# Solve the Differential Equation # x^2y'' -3x+5y=0 #?

##### 1 Answer

# y=sqrt(x)(Acos(1/2sqrt(19)lnx) + Bcos(1/2sqrt(19)lnx)) +3/5x#

#### Explanation:

We have:

# x^2y'' -3x+5y=0 #

This is a Euler-Cauchy Equation which is typically solved via a change of variable. Consider the substitution:

# x = e^t => xe^(-t)=1#

Then we have,

#dy/dx = e^(-t)dy/dt# , and,#(d^2y)/(dx^2)=((d^2y)/(dt^2)-dy/dt)e^(-2t)#

Substituting into the initial DE we get:

# x^2((d^2y)/(dt^2)-dy/dt)e^(-2t) -3e^t+5y=0 #

# :. (d^2y)/(dt^2)-dy/dt +5y=3e^t # ..... [A]

This is now a second order linear Differentiation Equation.
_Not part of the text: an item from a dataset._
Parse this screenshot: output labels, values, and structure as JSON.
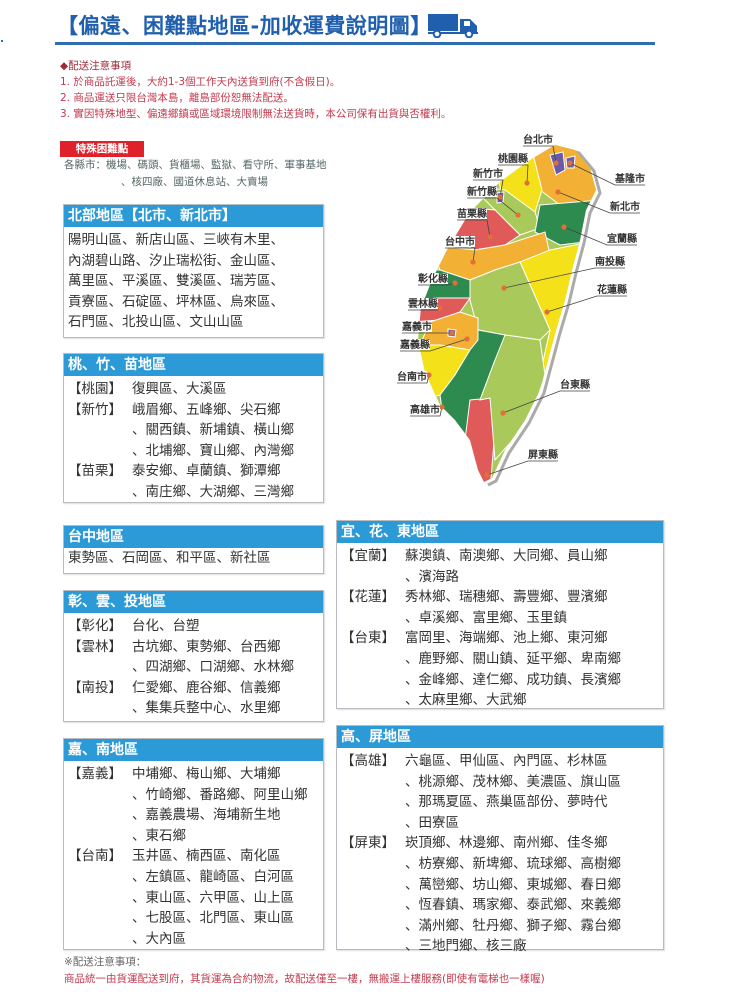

The standard approach is to look at the Auxiliary Equation, which is the quadratic equation with the coefficients of the derivatives, i.e.

# m^2-m+5 = 0#

We can solve this quadratic equation, and we get two complex solution:

# m=1/2(1+-sqrt(19)i) #

Thus the Homogeneous equation:

# (d^2y)/(dt^2)-dy/dt +5y=0 #

has the solution:

#y=e^(1/2t)(Acos(1/2sqrt(19)t) + Bcos(1/2sqrt(19)t))#

We now seek a Particular Solution of [A], which will be of the form:

# y = Ae^t #

Differentiating wrt

# y' = Ae^t # , and, ># y'' = Ae^t #

Substituting into the DE [A} we get:

# Ae^t-Ae^t+5Ae^t=3e^t #

Equating coefficients we have:

# A-A+5A=3 => A=3/5 #

Hence, the GS of [A] is the combination of the homogeneous solution and the particular solution, thus:

# y=e^(1/2t)(Acos(1/2sqrt(19)t) + Bcos(1/2sqrt(19)t)) +3/5e^t#

Now we initially used a change of variable:

# x = e^t => t=lnx #

So restoring this change of variable we get:

# y=e^(1/2lnx)(Acos(1/2sqrt(19)lnx) + Bcos(1/2sqrt(19)lnx)) +3/5e^lnx#

# :. y=e^(lnsqrt(x))(Acos(1/2sqrt(19)lnx) + Bcos(1/2sqrt(19)lnx)) +3/5x#

# :. y=sqrt(x)(Acos(1/2sqrt(19)lnx) + Bcos(1/2sqrt(19)lnx)) +3/5x#

Which is the General Solution